I experienced the power of naps myself when I was writing my new book, The Way We're Working Isn't Working.
I wrote at home, in the mornings, in three separate, highly focused 90 minute sessions. By the time I finished the last one, I was usually exhausted—physically, mentally and emotionally. I ate lunch and then took a 20 to 30 minute nap on a Barcalounger chair, which I bought just for that purpose.
When I awoke, I felt incredibly rejuvenated. Where I might otherwise have dragged myself through the afternoon, I was able to focus effectively on work other than writing until 7 pm or so, without feeling fatigued.
When Sara Mednick, a former Harvard researcher, gave her subjects a memory challenge, she allowed half of them to take a 60 to 90 minute nap, the nappers dramatically outperformed the non-nappers. In another study, Mednick had subjects practice a visual task at four intervals over the course of a day. Those who took a 30 minute nap after the second session sustained their performance all day long. Those who didn't nap performed increasingly poorly as the day wore on.

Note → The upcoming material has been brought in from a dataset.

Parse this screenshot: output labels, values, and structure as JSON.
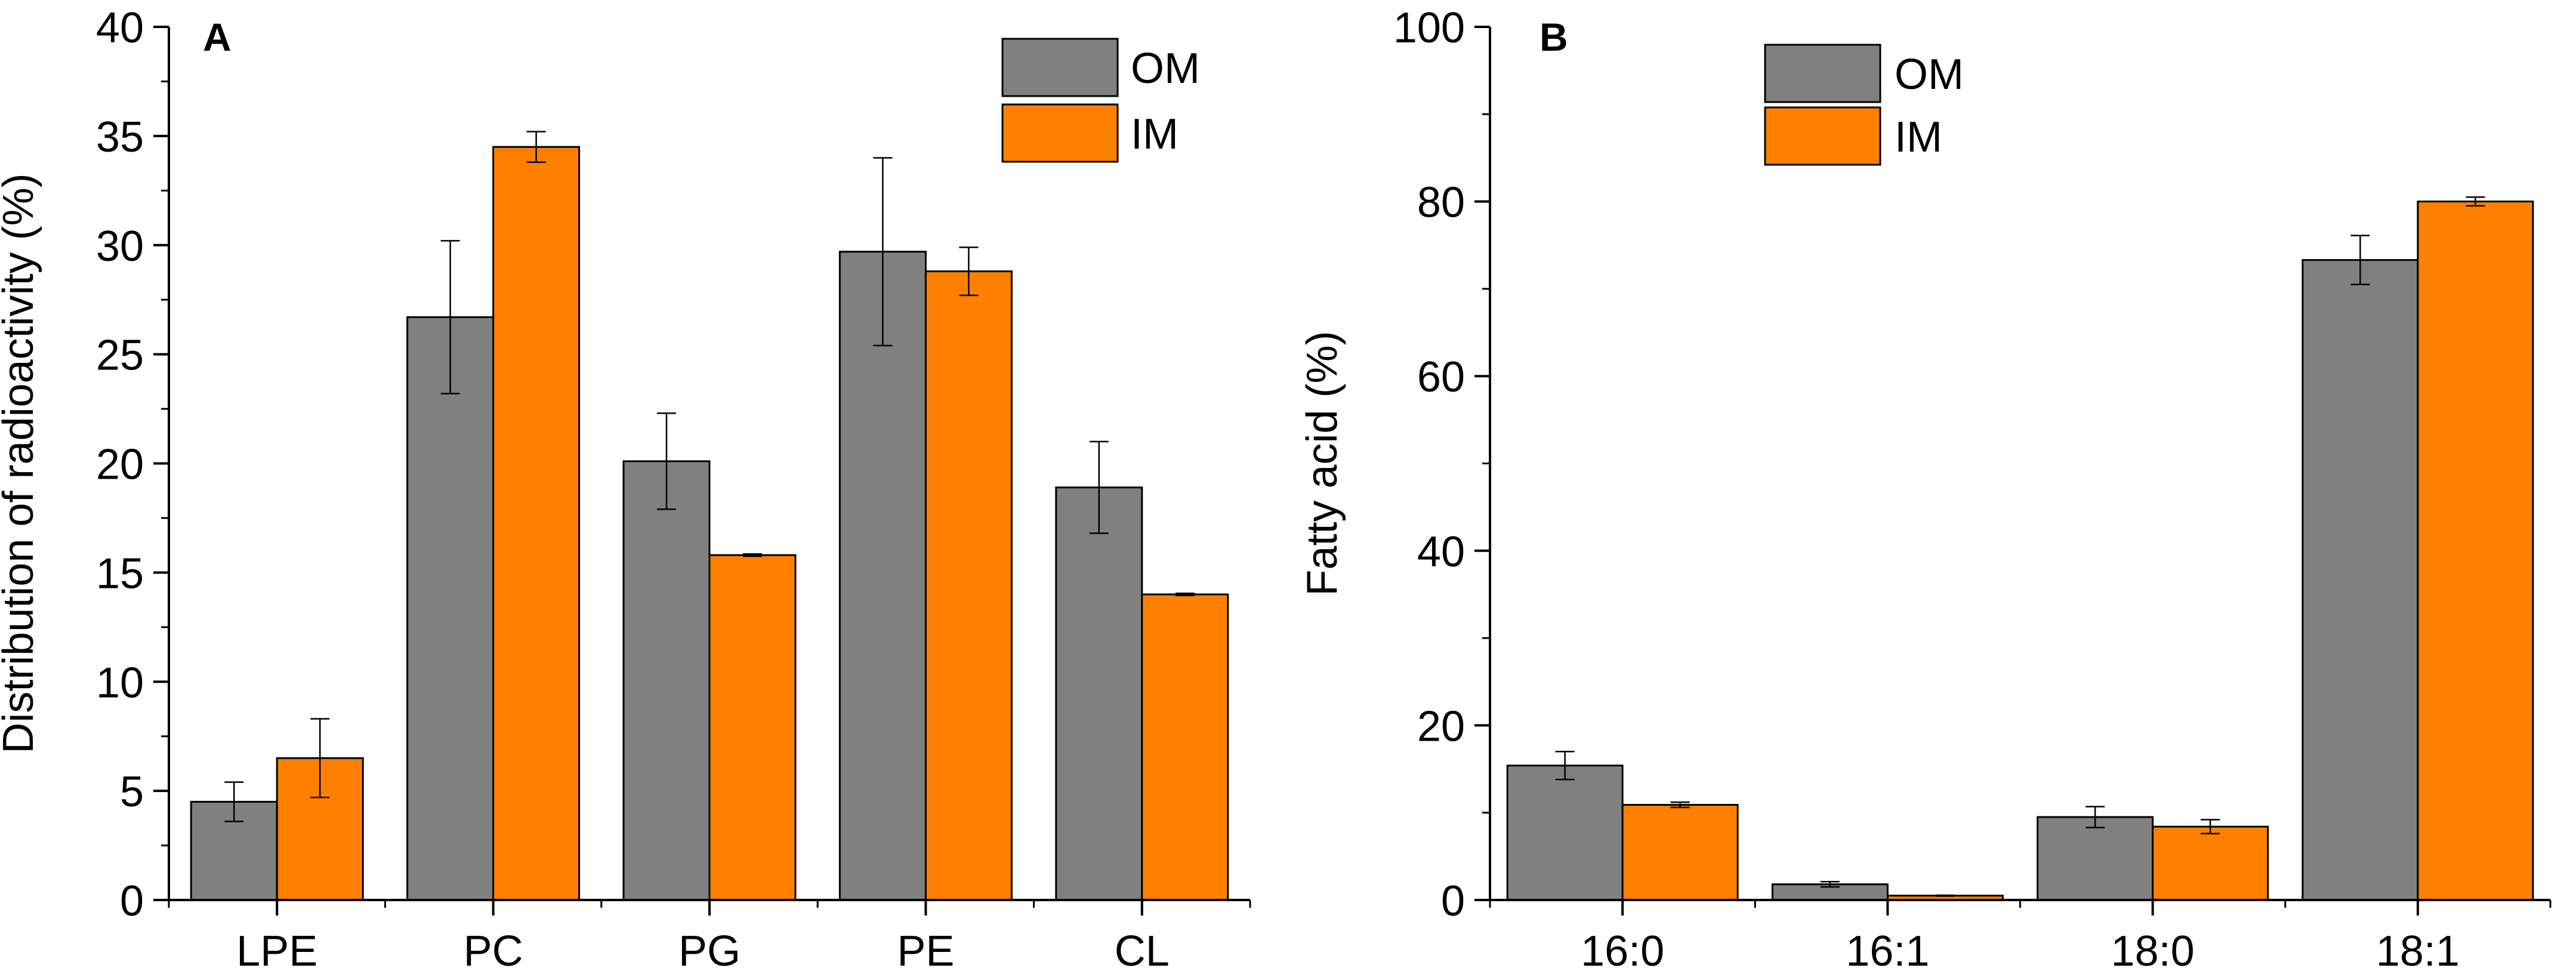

When pilots are given a nap of just 30 minutes on long haul flights, they experience a 16 per cent increase in their reaction time. Nonnapping pilots experience a 34 per cent decrease over the course of the flight.
The conclusion is inescapable: the more hours we work continuously, the greater the toll on our performance. To get a sense of how valuable it may be for you to nap, take our brief energy audit.
The best time for a nap is between 1 and 3 pm, when the body most craves a period of sleep. The ideal length for a workplace nap is 30 minutes or less, which assures that you won't fall into the deeper stages of sleep, and awake with that loopy feeling scientists call "sleep inertia."
"A nap," argues Mathew Walker, a sleep researcher at Berkeley, "not only rights the wrong of prolonged wakefulness, but at a neurocognitive level, it moves you beyond where you were before you took a nap."
For all this evidence, I've yet to come across a single company that actively and enthusiastically encourages employees to nap. A growing number, including Google, provide napping pods and renewal rooms. That's a great first step, but it's scarcely the norm to use them.
Napping won't begin to take hold in companies until leaders recognizae that it's not the number of hours people work that determines the value they create, but rather the energy they're capable of bringing to whatever hours they work.
If encouraging employees to take a half hour nap means they can be two or three times as productive over the subsequent three hours late in the day—and far more emotionally resilient—the value is crystal clear. It's a win-win and a great investment.
The problem is that most corporate cultures remain addicted to the draining ethic of more, bigger, faster. Rest, by this paradigm, is for slackers. Until your employer sees through that myth, consider these tips to take matters into your own hands:
Schedule a regular time for your nap—between 1 and 3 p.m. is ideal—to increase the likelihood that you'll take it.
If you have your own office, create a cheeky sign for your door to set expectations others. As in: "Short nap in process to insure high afternoon productivity."
If you work in a cubicle, see if you can find a quiet space for your nap, even if it means leaving the building and taking your nap on a park bench, at a Starbucks or in a local library.
Turn off your technology and set an alarm for 20 or 30 minutes.
Close your eyes (obviously) but don't try too hard to fall asleep. Instead, breathe in through your nose to a count of three, and out through your mouth to a count of six. Even if you don't fall asleep, this way of breathing will insure you'll get a rejuvenating rest.